Ten eerste bij een (aanvraag tot) aanwijzing als gemeentelijk monument. De informatie over de bouwhistorische waarde van een gebouw kan van invloed zijn op de beslissing van het college om het pand al dan niet als gemeentelijk monument aan te wijzen en op de wijze waarop het pand in de registers wordt ingeschreven.

Ten tweede bij aanvragen voor vergunning tot wijziging van een gemeentelijk monument. De bouwhistorische waarde die door een verbouwing of andere wijziging aangetast wordt is van invloed op de beslissing van het college.

Alhoewel het er in beide gevallen om gaat om informatie te krijgen over de bouwhistorische waarde van een pand zijn de mogelijkheden om het bouwhistorisch onderzoek te kunnen uitvoeren verschillend. Dit vindt zijn oorzaak in wiens belang de aanvraag tot aanwijzing als gemeentelijk monument of de vergunningaanvraag wordt gedaan. Daarnaast is van belang of het al dan niet een woning betreft. Dit heeft te maken met de mogelijkheden om een gebouw als gemeente binnen te kunnen treden.
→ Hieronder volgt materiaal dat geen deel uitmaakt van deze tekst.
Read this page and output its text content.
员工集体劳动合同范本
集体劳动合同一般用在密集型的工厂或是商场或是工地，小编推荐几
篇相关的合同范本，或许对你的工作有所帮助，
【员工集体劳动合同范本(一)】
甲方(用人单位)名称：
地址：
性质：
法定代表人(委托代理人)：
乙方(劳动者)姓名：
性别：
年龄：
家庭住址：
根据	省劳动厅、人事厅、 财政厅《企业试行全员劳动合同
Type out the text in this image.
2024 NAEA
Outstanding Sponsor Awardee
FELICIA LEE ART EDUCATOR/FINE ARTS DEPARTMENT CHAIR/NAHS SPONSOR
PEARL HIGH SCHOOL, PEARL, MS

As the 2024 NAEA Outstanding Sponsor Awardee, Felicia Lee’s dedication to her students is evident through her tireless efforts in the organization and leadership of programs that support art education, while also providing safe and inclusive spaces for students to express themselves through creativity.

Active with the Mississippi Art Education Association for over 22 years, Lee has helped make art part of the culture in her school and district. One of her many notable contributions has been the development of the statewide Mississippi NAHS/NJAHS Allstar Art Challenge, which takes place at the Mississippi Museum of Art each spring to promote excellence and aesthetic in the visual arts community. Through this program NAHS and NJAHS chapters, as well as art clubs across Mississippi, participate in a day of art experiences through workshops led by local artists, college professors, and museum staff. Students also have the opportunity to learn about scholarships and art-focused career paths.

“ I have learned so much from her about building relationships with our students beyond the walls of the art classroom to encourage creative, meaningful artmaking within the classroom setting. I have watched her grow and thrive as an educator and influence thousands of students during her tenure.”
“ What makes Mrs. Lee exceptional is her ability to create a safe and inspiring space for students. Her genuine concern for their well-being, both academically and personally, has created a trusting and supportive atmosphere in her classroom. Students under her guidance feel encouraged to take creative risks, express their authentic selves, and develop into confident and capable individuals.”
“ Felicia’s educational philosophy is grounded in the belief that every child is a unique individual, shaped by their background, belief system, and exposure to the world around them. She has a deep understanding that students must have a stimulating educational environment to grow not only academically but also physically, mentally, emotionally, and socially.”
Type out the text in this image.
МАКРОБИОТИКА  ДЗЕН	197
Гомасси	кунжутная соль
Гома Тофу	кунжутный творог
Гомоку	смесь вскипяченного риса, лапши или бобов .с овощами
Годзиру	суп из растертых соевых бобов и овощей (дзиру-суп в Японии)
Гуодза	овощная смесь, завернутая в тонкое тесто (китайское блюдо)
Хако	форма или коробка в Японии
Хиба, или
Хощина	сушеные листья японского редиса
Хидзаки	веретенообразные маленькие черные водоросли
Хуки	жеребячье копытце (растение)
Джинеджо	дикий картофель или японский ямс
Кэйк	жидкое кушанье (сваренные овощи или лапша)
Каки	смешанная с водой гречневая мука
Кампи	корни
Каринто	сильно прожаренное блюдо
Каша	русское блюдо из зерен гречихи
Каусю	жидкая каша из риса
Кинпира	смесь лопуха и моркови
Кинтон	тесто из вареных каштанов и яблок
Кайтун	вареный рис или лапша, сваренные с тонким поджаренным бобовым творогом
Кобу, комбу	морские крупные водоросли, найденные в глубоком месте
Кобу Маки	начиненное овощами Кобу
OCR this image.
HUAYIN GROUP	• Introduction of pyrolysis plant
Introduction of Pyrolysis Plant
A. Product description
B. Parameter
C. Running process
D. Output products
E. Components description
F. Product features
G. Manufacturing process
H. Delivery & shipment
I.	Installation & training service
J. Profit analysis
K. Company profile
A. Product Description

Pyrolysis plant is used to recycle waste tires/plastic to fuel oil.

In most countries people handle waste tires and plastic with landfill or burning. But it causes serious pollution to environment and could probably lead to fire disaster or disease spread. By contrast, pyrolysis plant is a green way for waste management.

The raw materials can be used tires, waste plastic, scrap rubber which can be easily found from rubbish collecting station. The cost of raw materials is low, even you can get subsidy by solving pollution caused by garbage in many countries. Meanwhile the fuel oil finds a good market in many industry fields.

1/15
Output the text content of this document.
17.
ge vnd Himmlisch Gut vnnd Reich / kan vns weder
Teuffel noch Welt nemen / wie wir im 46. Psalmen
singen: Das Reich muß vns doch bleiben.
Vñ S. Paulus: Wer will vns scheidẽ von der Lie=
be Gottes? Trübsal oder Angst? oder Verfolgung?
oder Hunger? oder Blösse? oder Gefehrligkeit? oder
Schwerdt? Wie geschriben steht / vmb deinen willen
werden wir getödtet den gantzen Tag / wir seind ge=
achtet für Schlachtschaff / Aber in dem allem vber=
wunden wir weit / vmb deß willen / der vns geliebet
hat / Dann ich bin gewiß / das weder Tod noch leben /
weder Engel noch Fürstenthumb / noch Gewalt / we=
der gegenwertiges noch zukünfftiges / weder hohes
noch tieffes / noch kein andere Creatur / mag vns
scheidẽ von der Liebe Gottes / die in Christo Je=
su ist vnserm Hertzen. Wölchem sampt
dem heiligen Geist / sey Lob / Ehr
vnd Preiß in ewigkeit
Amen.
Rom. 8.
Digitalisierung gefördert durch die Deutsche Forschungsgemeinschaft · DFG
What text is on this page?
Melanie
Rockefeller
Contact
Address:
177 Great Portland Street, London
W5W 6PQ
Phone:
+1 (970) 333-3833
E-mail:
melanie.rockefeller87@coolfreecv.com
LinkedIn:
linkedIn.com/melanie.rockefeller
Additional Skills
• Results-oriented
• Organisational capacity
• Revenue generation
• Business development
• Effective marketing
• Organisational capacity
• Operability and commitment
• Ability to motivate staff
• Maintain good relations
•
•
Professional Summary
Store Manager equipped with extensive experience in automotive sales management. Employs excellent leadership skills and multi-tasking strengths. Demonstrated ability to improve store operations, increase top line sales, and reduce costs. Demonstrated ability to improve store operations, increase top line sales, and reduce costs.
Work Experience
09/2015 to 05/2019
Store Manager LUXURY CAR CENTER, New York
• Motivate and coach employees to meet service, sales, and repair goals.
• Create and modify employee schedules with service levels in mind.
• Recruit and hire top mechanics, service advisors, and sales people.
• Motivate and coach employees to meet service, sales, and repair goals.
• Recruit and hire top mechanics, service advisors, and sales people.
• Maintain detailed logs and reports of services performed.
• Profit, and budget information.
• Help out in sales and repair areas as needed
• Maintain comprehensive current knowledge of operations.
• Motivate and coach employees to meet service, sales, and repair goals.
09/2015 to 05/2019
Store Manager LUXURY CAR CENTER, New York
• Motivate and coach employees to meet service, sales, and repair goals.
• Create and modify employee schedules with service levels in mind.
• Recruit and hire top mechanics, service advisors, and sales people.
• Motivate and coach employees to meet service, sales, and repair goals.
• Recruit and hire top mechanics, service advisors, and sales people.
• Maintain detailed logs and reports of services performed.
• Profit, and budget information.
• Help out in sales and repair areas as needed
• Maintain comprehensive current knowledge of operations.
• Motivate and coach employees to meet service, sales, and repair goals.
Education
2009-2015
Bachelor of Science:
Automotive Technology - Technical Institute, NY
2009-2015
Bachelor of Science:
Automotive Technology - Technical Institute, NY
De aanvraag tot aanwijzing als gemeentelijk monument is in veel gevallen niet afkomstig van de eigenaar van het pand. Veelal dient een belangenvereniging voor monumenten een aanvraag tot aanwijzing in. In die gevallen dat een ander dan de eigenaar van een pand een aanvraag tot aanwijzing indient, dan wel de gemeente ambtshalve aanwijzingsvoorstellen doet, kan de gemeente de eigenaar moeilijk verplichten bouwhistorisch onderzoek uit te voeren. Indien de eigenaar of gebruiker een aanvraag voor vergunning tot wijziging van het gebouw indient, kan de gemeente hieraan de voorwaarde verbinden dat bouwhistorisch onderzoek wordt verricht. In dat geval zullen (een deel van) de kosten van het bouwhistorisch onderzoek ten laste van de eigenaar kunnen worden gebracht, gezien het belang dat deze bij de vergunningverlening heeft (zie verder bij 'Vergunning tot wijziging van een monument’).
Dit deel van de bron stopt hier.